ANKARA
It is the Turkish government’s duty to unite the children, reportedly kidnapped by a terrorist organization, with their families, said Turkey’s Justice Minister on Thursday.
Bekir Bozdag said plans are in place to bring back the children, reportedly kidnapped on April 23 by members of the Kurdistan Workers’ Party, also known by the acronym PKK.
In municipality training camps, the children are being manipulated into going to the mountains to fight, according to families and civil rights societies. The exact number of children taken to the mountains is unknown.
Bozdag spoke to reporters about Turkey’s ‘solution process’, which began early last year with a ceasefire between the Turkish government and PKK terrorist organization. He said the termination of terrorism is important for Turkey and that the ‘solution process’ is a historic step forward in this regard.
The government pledged democratic reforms to empower minorities, particularly the Kurdish minority, which is by far the largest, forming 18 percent of the population.
"The absence of a conflict environment based on terrorism over the past year is an extremely important development," Bozdag told reporters after the 43rd Ordinary Congress of the Union of Notaries in the capital Ankara on Thursday.
‘’We know that Turkey will experience a period where terror will drop its weapons and be out of Turkey’s agenda,’’ Bozdag said.
Families of the kidnapped children and civil society representatives staged sit-ins in Turkey’s southeastern city of Diyarbakir on Saturday, last week.

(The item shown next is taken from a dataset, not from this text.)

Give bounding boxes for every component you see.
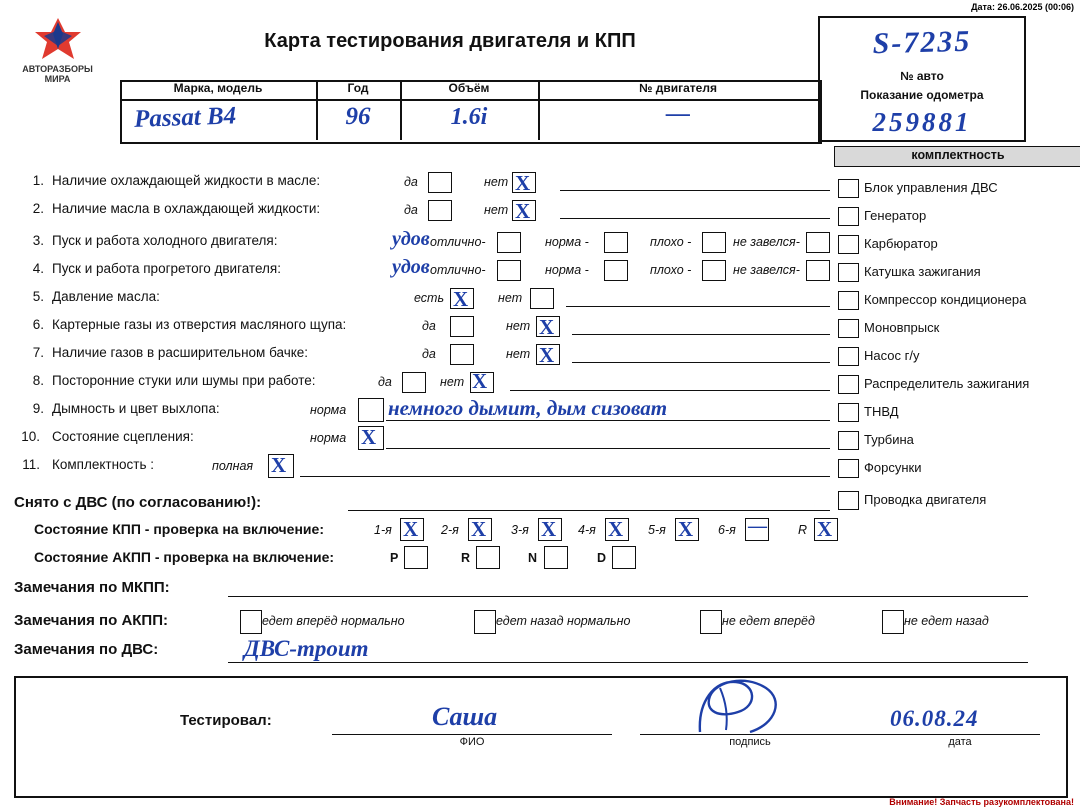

"For the first time in front of the public, families loudly took up a position against the terror organization and wanted their children returned to them," Bozdag said. ‘’I think this is a gain arisen from the solution process," he added.
Police arrest women over alleged PKK child plot
Two women were detained during a security operation at a house in the Yuksekova district of Turkey's southeastern Hakkari province over alleged attempts to send children to the outlawed PKK rebel group.
Three girls aged under 18 were found during the operation which was aimed at those 'who provide members to PKK', police claimed.
Families have been highly concerned and holding sit-in protests in the southeastern city of Diyarbakir since the Kurdish separatist group reportedly kidnapped an unknown number of teenagers on 23 April, when Turkey celebrated its National Children's Day.
The incidents have threatened to destabilize a delicate "solution process" to end armed conflict and address the issues of minorities -- particularly those of the Kurdish minority -- which is by far Turkey’s largest ethnic group, accounting for some 18 percent of the population.
Meanwhile, a district police department has said that a 13-year old child who surrendered to security forces in the Beytussebap district in Sirnak, claimed to have been abducted by the PKK two months ago. The full name and gender of the child have been withheld.
Turkish Prime Minister Recep Tayyip Erdogan has accused the pro-Kurdish Peace and Democracy Party and Peoples' Democracy Party for not being "sincere" over the story of allegedly kidnapped children in Diyarbakir province.
"If the BDP and HDP are sincere, and whoever else wants to contribute to the solution process, they should do their best to bring those kids down from the mountains. Otherwise, the state of Turkey has its own procedures to apply to bring those teenagers back to their families," Erdogan said on Tuesday.